The d4T events also led to the creation of the Office for Technology Transfers, which oversees the University’s licensing of technology to third parties, such as pharmaceutical companies.
According to Ragins, the same pricing-out phenomenon is occurring with Sovaldi, which varies in price from $300 to $84,000. While drug companies are still able to make a profit from selling the drug at prices in the low hundreds, they choose to mark it up to extract a larger profit, he added.
Monahan noted that solutions to drug accessibility lie beyond economic strategies. Membership in the World Trade Organization allows countries to contest patent awards and issue compulsory licenses, which unilaterally open a drug up to generic production in cases of public health crisis.
Brazil is known for contesting patents, Ragins said, and the Indian High Court recently released a ruling that takes away Gilead’s monopoly rights on Sovaldi. But it is expensive and difficult for countries to contest patents, which may be why India and Brazil’s example has not yet been followed by many other middle-income countries, Monahan said.
The Egyptian government contested the price of Sovaldi in March 2014. The drug’s price fell 99 percent from $84,000 to $900 for a 12-week course. But that price is still not low enough for many who need the drug, Kembabazi said.
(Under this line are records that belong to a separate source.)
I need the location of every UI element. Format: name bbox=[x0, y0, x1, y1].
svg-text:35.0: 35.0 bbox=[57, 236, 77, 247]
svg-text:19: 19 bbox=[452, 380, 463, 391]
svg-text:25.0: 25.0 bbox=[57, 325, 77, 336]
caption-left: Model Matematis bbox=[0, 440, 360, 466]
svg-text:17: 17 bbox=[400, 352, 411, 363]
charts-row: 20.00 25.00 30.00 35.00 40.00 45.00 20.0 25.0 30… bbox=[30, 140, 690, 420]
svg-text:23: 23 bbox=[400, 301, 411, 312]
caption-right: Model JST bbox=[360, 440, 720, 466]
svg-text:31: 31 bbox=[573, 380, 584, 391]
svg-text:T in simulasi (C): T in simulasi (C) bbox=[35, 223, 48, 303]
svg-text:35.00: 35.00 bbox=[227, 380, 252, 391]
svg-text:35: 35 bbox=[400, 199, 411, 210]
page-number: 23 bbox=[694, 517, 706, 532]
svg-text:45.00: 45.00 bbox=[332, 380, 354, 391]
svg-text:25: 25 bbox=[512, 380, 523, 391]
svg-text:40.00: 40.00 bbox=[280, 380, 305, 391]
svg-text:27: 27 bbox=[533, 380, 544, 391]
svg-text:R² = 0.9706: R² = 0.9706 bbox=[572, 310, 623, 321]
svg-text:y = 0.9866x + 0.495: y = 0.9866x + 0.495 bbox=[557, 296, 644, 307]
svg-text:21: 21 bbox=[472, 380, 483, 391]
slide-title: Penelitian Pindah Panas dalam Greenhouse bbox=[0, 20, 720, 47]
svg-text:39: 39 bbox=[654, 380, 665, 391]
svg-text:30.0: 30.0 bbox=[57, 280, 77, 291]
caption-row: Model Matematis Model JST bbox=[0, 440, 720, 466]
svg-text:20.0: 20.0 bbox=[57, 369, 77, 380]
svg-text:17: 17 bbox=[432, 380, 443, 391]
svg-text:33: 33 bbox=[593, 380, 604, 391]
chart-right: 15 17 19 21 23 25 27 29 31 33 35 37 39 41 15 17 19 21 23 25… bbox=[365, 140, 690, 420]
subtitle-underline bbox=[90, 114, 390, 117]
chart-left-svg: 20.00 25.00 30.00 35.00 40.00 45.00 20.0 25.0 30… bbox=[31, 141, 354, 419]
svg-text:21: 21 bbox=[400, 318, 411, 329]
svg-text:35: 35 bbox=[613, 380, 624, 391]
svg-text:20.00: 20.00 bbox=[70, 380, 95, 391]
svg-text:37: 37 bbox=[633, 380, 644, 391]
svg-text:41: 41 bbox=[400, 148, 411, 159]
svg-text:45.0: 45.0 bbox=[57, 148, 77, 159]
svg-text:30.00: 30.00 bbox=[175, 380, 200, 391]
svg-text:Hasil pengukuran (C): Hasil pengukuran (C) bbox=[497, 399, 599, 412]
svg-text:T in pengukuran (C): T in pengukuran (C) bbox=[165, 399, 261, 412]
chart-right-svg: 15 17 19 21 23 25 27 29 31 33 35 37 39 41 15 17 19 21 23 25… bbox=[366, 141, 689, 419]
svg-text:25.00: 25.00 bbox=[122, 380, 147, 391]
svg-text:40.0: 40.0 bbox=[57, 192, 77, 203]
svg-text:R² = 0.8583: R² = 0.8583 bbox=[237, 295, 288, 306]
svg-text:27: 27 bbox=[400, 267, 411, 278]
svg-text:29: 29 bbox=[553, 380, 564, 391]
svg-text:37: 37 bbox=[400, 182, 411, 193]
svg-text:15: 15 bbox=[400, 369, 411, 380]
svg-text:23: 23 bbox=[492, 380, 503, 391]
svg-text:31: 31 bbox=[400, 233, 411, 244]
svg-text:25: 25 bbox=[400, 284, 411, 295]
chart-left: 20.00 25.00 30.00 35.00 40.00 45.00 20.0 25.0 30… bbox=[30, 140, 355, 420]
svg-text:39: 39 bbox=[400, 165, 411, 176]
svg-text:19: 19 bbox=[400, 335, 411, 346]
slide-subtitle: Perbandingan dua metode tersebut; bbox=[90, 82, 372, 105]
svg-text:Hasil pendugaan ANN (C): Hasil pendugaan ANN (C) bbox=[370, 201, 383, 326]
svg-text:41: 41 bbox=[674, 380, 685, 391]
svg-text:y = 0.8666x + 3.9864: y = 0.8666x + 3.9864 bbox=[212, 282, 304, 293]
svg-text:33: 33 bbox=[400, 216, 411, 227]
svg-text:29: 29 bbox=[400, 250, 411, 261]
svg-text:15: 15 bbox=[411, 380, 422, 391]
Sovaldi reached the $10 billion revenue mark faster than any other drug in history.
Correction: March 7
A previous version of this article incorrectly stated that Hepatitis C drugs contained interferon-ribavirin. In fact, they relied on interferon. Also, Sovaldi can be produced at $102 per treatment cycle, not per pill, with the highest price for a cycle being $84,000. Finally, the Indian High Court, not Supreme Court, removed a patent from Sovaldi.